Suzette Haden Elgin (a science fiction author and linguist who was quite intelligent with and about words) described herself as intractably bad at math.
This anecdote gives very little information on its own. Can you describe your experience teaching math to other people—the audience, the investment, the methods, the outcome? Do you have any idea whether that one woman eventually succeeded in learning some of what you couldn’t teach her, and if so, how?
(ETA: I do agree with the general argument about people who are not good at math. I’m only saying this particular story doesn’t tell us much about that particular woman, because we don’t know how good you are at teaching, etc.)
I fear you’re committing the typical mind fallacy. The dyscalculic could simulate a Turing machine, but all of mathematics, including basic arithmetic, is whaargarbl to them. They’re often highly intelligent (though of course the diagnosis is “intelligent elsewhere, unintelligent at maths”), good at words and social things, but literally unable to calculate 17+17 more accurately than “somewhere in the twenties or thirties” or “I have no idea” without machine assistance. I didn’t believe it either until I saw it.

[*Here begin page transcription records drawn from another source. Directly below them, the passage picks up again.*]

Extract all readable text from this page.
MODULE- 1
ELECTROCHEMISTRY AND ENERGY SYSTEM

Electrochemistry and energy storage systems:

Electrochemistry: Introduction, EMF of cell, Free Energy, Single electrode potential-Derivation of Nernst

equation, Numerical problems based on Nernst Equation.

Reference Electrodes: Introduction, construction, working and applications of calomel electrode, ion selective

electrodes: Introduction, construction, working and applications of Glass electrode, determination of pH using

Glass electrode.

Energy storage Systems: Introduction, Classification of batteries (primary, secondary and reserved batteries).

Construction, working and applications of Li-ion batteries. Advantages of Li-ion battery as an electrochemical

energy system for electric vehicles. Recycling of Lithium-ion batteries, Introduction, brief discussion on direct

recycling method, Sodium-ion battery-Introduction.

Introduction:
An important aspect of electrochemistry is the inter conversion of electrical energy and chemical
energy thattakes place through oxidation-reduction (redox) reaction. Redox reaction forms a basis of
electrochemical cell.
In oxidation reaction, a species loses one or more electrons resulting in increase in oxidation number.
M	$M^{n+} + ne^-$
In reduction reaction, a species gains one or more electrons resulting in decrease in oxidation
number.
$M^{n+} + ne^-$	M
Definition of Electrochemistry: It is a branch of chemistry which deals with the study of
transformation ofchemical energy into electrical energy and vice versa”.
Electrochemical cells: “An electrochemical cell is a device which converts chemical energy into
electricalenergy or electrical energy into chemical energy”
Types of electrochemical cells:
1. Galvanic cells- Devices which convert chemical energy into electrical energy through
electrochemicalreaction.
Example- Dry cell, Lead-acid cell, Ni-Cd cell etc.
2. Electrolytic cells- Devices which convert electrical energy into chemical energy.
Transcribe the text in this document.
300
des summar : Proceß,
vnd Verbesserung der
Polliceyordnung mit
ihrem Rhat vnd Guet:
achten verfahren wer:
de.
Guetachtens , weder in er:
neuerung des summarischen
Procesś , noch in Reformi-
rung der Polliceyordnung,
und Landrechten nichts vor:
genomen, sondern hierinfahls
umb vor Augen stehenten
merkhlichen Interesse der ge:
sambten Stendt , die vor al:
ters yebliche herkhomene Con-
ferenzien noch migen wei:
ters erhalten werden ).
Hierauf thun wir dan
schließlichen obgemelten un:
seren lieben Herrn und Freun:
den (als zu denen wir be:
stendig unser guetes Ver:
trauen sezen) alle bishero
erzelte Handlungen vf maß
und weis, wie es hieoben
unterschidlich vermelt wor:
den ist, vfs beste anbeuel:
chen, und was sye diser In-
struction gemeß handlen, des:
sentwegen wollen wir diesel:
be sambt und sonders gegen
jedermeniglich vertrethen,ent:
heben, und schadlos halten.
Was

Do you find this harder to believe than, say, aphasia? I’ve never seen it, but I have no difficulty believing it.
Well, I certainly don’t disbelieve in it now. I first saw it at eighteen, in first-year psychology, in the bit where they tried to beat basic statistics into our heads.

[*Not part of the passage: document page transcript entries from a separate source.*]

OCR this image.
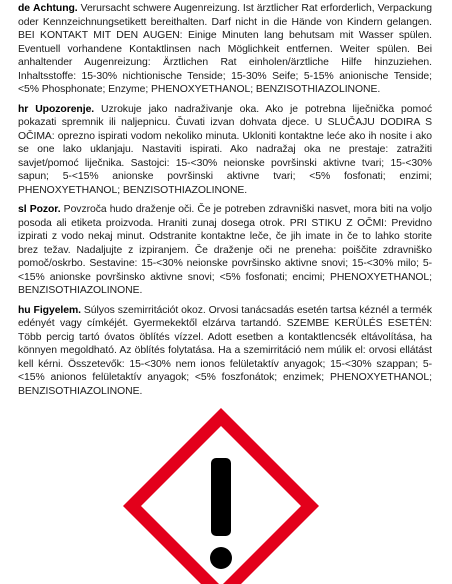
de Achtung. Verursacht schwere Augenreizung. Ist ärztlicher Rat erforderlich, Verpackung oder Kennzeichnungsetikett bereithalten. Darf nicht in die Hände von Kindern gelangen. BEI KONTAKT MIT DEN AUGEN: Einige Minuten lang behutsam mit Wasser spülen. Eventuell vorhandene Kontaktlinsen nach Möglichkeit entfernen. Weiter spülen. Bei anhaltender Augenreizung: Ärztlichen Rat einholen/ärztliche Hilfe hinzuziehen. Inhaltsstoffe: 15-30% nichtionische Tenside; 15-30% Seife; 5-15% anionische Tenside; <5% Phosphonate; Enzyme; PHENOXYETHANOL; BENZISOTHIAZOLINONE.

hr Upozorenje. Uzrokuje jako nadraživanje oka. Ako je potrebna liječnička pomoć pokazati spremnik ili naljepnicu. Čuvati izvan dohvata djece. U SLUČAJU DODIRA S OČIMA: oprezno ispirati vodom nekoliko minuta. Ukloniti kontaktne leće ako ih nosite i ako se one lako uklanjaju. Nastaviti ispirati. Ako nadražaj oka ne prestaje: zatražiti savjet/pomoć liječnika. Sastojci: 15-<30% neionske površinski aktivne tvari; 15-<30% sapun; 5-<15% anionske površinski aktivne tvari; <5% fosfonati; enzimi; PHENOXYETHANOL; BENZISOTHIAZOLINONE.

sl Pozor. Povzroča hudo draženje oči. Če je potreben zdravniški nasvet, mora biti na voljo posoda ali etiketa proizvoda. Hraniti zunaj dosega otrok. PRI STIKU Z OČMI: Previdno izpirati z vodo nekaj minut. Odstranite kontaktne leče, če jih imate in če to lahko storite brez težav. Nadaljujte z izpiranjem. Če draženje oči ne preneha: poiščite zdravniško pomoč/oskrbo. Sestavine: 15-<30% neionske površinsko aktivne snovi; 15-<30% milo; 5-<15% anionske površinsko aktivne snovi; <5% fosfonati; encimi; PHENOXYETHANOL; BENZISOTHIAZOLINONE.

hu Figyelem. Súlyos szemirritációt okoz. Orvosi tanácsadás esetén tartsa kéznél a termék edényét vagy címkéjét. Gyermekektől elzárva tartandó. SZEMBE KERÜLÉS ESETÉN: Több percig tartó óvatos öblítés vízzel. Adott esetben a kontaktlencsék eltávolítása, ha könnyen megoldható. Az öblítés folytatása. Ha a szemirritáció nem múlik el: orvosi ellátást kell kérni. Összetevők: 15-<30% nem ionos felületaktív anyagok; 15-<30% szappan; 5-<15% anionos felületaktív anyagok; <5% foszfonátok; enzimek; PHENOXYETHANOL; BENZISOTHIAZOLINONE.
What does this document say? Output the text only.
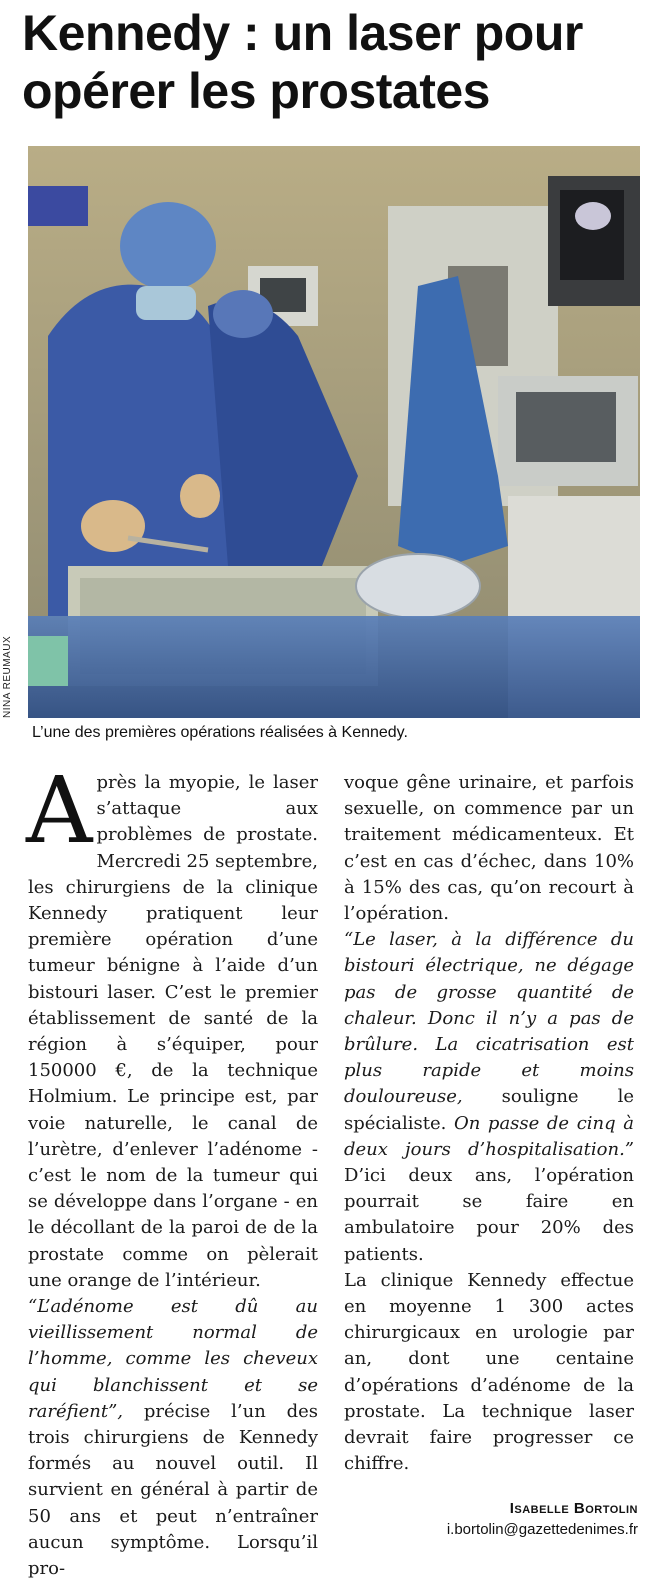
Kennedy : un laser pour opérer les prostates
NINA REUMAUX

L’une des premières opérations réalisées à Kennedy.

Après la myopie, le laser s’attaque aux problèmes de prostate. Mercredi 25 septembre, les chirurgiens de la clinique Kennedy pratiquent leur première opération d’une tumeur bénigne à l’aide d’un bistouri laser. C’est le premier établissement de santé de la région à s’équiper, pour 150000 €, de la technique Holmium. Le principe est, par voie naturelle, le canal de l’urètre, d’enlever l’adénome - c’est le nom de la tumeur qui se développe dans l’organe - en le décollant de la paroi de de la prostate comme on pèlerait une orange de l’intérieur.

“L’adénome est dû au vieillissement normal de l’homme, comme les cheveux qui blanchissent et se raréfient”, précise l’un des trois chirurgiens de Kennedy formés au nouvel outil. Il survient en général à partir de 50 ans et peut n’entraîner aucun symptôme. Lorsqu’il pro-

voque gêne urinaire, et parfois sexuelle, on commence par un traitement médicamenteux. Et c’est en cas d’échec, dans 10% à 15% des cas, qu’on recourt à l’opération.

“Le laser, à la différence du bistouri électrique, ne dégage pas de grosse quantité de chaleur. Donc il n’y a pas de brûlure. La cicatrisation est plus rapide et moins douloureuse, souligne le spécialiste. On passe de cinq à deux jours d’hospitalisation.” D’ici deux ans, l’opération pourrait se faire en ambulatoire pour 20% des patients.

La clinique Kennedy effectue en moyenne 1 300 actes chirurgicaux en urologie par an, dont une centaine d’opérations d’adénome de la prostate. La technique laser devrait faire progresser ce chiffre.

Isabelle Bortolin
i.bortolin@gazettedenimes.fr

I can’t imagine how hard it is to learn to program if you don’t instinctively know how. Yet I know it is that hard for many people. Some succeed in learning, some don’t. Those who do still have big differences in ability, and ability at a young age seems to be a pretty good predictor of lifetime ability.
I realize I must have learned the basics at some point, although I don’t remember it. And I remember learning many more advanced concepts during the many years since. But for both the basics and the advanced subjects, I never experienced anything I can compare to what I’d call “learning” in other subjects I studied.

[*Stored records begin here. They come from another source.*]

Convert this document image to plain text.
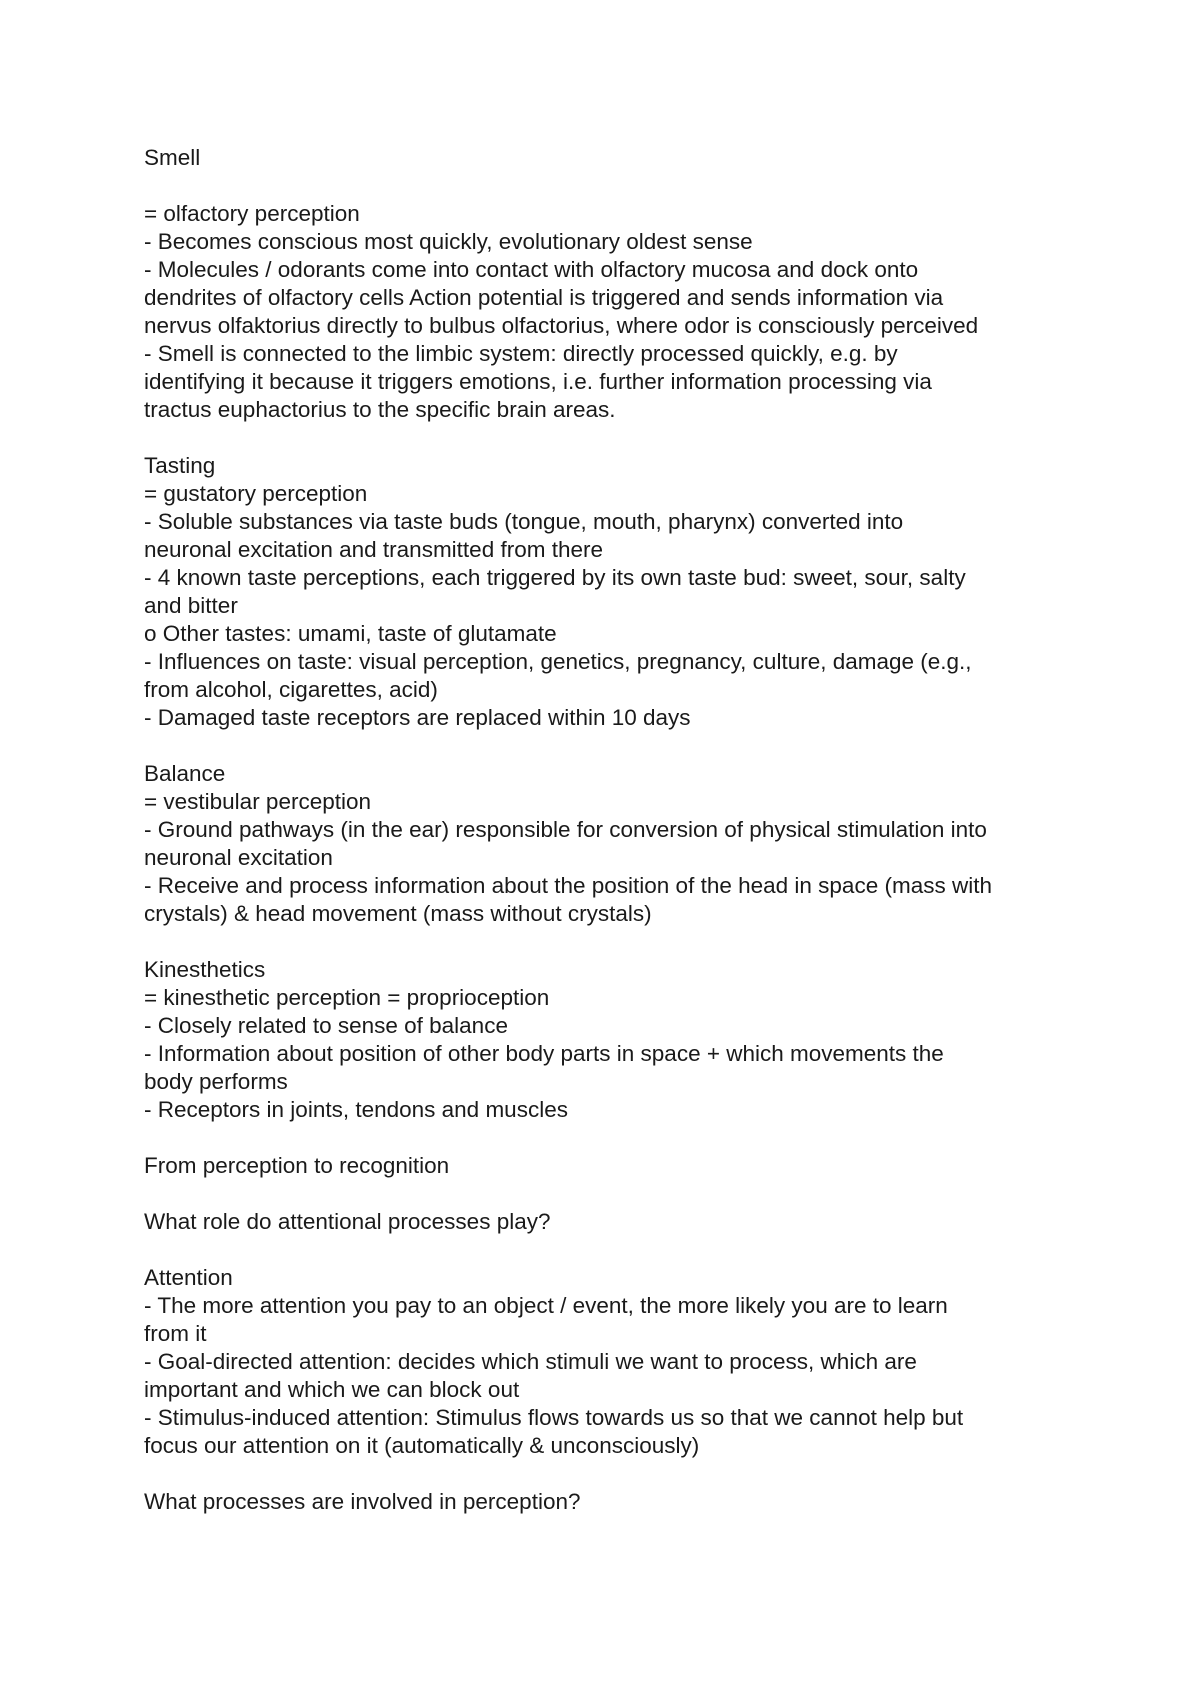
Smell

= olfactory perception

- Becomes conscious most quickly, evolutionary oldest sense

- Molecules / odorants come into contact with olfactory mucosa and dock onto

dendrites of olfactory cells Action potential is triggered and sends information via

nervus olfaktorius directly to bulbus olfactorius, where odor is consciously perceived

- Smell is connected to the limbic system: directly processed quickly, e.g. by

identifying it because it triggers emotions, i.e. further information processing via

tractus euphactorius to the specific brain areas.

Tasting

= gustatory perception

- Soluble substances via taste buds (tongue, mouth, pharynx) converted into

neuronal excitation and transmitted from there

- 4 known taste perceptions, each triggered by its own taste bud: sweet, sour, salty

and bitter

o Other tastes: umami, taste of glutamate

- Influences on taste: visual perception, genetics, pregnancy, culture, damage (e.g.,

from alcohol, cigarettes, acid)

- Damaged taste receptors are replaced within 10 days

Balance

= vestibular perception

- Ground pathways (in the ear) responsible for conversion of physical stimulation into

neuronal excitation

- Receive and process information about the position of the head in space (mass with

crystals) & head movement (mass without crystals)

Kinesthetics

= kinesthetic perception = proprioception

- Closely related to sense of balance

- Information about position of other body parts in space + which movements the

body performs

- Receptors in joints, tendons and muscles

From perception to recognition

What role do attentional processes play?

Attention

- The more attention you pay to an object / event, the more likely you are to learn

from it

- Goal-directed attention: decides which stimuli we want to process, which are

important and which we can block out

- Stimulus-induced attention: Stimulus flows towards us so that we cannot help but

focus our attention on it (automatically & unconsciously)

What processes are involved in perception?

When programming, if I see/read something new, I may need some time (seconds or hours) to understand it, then once I do, I can use it. It is cognitively very similar to seeing a new room for the first time. It’s novel, but I understand it intuitively and in most cases quickly.
When I studied e.g. biology or math at university, I had to deliberately memorize, to solve exercises before understanding the “real thing”, to accept that some things I could describe I couldn’t duplicate by building them from scratch no matter how much time I had and what materials and tools. This never happened to me in programming. I may not fully understand the domain problem that the program is manipulating. But I always understand the program itself.
And yet I’ve seen people struggle to understand the most elementary concepts of programming, like, say, distinguishing between names and values. I’ve had to work with some pretty poor programmers, and had the official job of on-the-job mentoring newbies on two occasions. I know it can be very difficult to teach effectively, it can be very difficult to learn.
Given that I encountered a heavily preselected set of people, who were trying to make programming their main profession, it’s easy for me to believe that—at the extreme—for many people elementary programming is impossible to learn, period. And the same should apply to math and any other “abstract” subject for which biologically normal people don’t have dedicated thinking modules in their brains.
I’m not sure what you mean by understanding-complete, but remember that the turing-complete system is both the operator and any machinery they are manipulating.
So you are considering a man in a Chinese room to lack understanding?
Obviously the man in the Chinese room lacks understanding, by most common definitions of understanding. It is the room as a system which understands Chinese. (Assuming lookup tables can understand. By functional definitions, they should be able to.)
But with a person it becomes a bit more complicated because it depends on what we are referring to when we say their name. I was trying to make an allusion to Blindsight.
It means you could, in theory, run an AI on them (slowly).